Noire et blanche, la silhouette de la Divine, son visage parfait, éclairent le cinéma, ses écrans, et l’enferment dans son rôle. Dans sa vie également. Les misères humaines ici sont frappantes, sous les masques de façade, alors que des silhouettes innombrables glissent, silencieuses, et laissent parfois leur empreinte, brûlante, quand elles ne se noient pas dans des gouffres. Grandeur et décadence sont au rendez vous des soirées mondaines ; on y fait jeu de toutes les rumeurs, les ragots courent, font et défont, en quelques instants, une réputation. On noie le vide dans les flots de champagne, on oublie de parler aux autres, de regarder qui ils sont. On se contente de leur image sur pellicule, de ces écorces vides, qui restent muettes. « Qu’est ce, au fond, que l’histoire d’un être sinon le poids aveugle des circonstances ? On parle de volonté, de vocation ; or l’adolescente maussade d’Uppsala est bien devenue, sans jamais le vouloir, l’un des mythes du siècle ; dans son itinéraire, est-il possible de situer un évènement vraiment décisif où sa vie prendrait un sens, et tout ne se passe-t-il pas plutôt, comme le déplorait Sternberg, « entre les scènes » ? ».

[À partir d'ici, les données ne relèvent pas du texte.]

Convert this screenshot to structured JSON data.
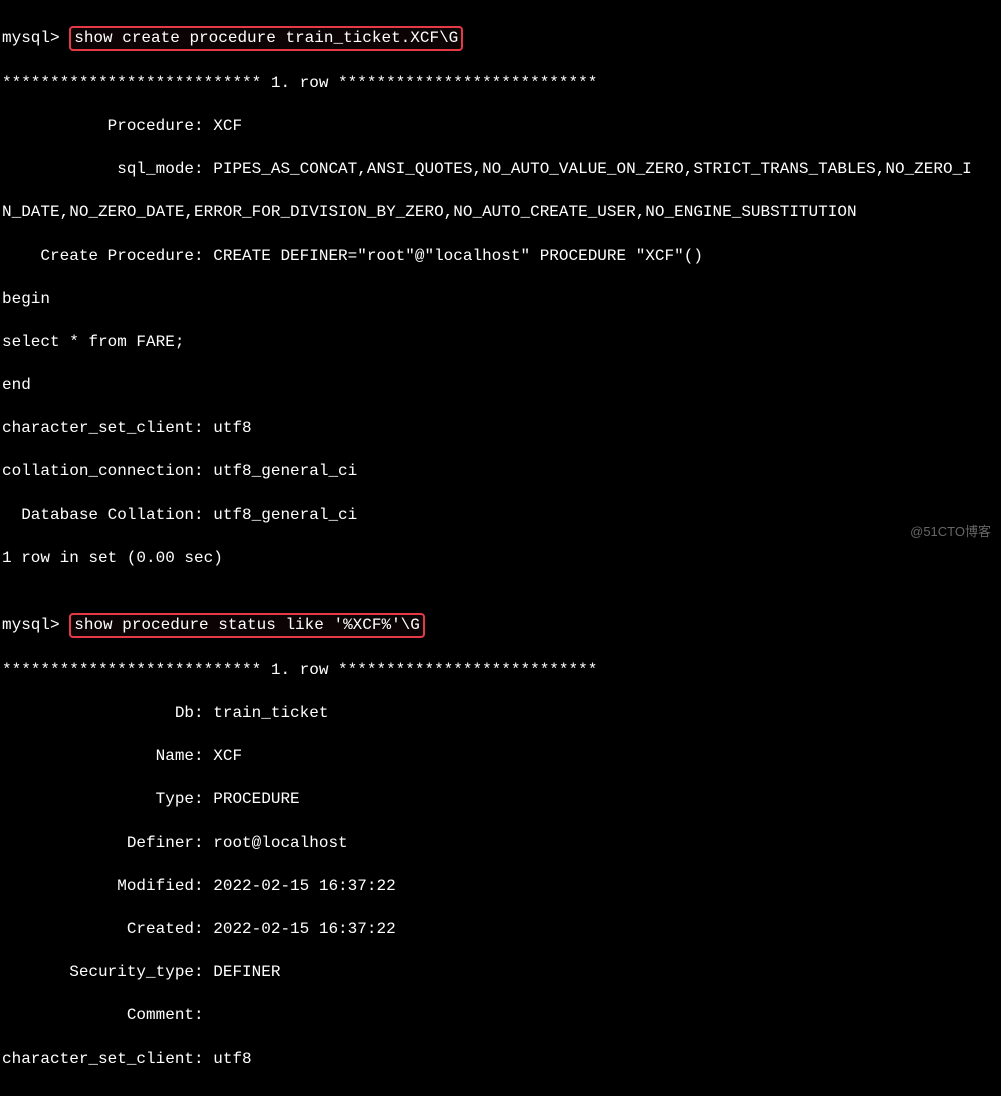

L’usine à rêves a besoin de sa meute, pour tourner, encore et encore. Peu lui importe ceux qu’elle laisse derrière elle. Erreurs de casting. Il y a dans ces pages une histoire du septième art, faite de dialogues inachevés. Et cette figure mythique, hiératique presque, qui brille par son absence, sa splendeur n’ayant d’égal que son isolement. Des fragments d’existence, jetés sur le papier. On devine sous la plume d’Audebert des abîmes de solitude, de lassitude, une retenue à l’élégance parfaite, une intemporalité obligée, et une drôlerie douce, incapable de masquer les failles de personnages égarés.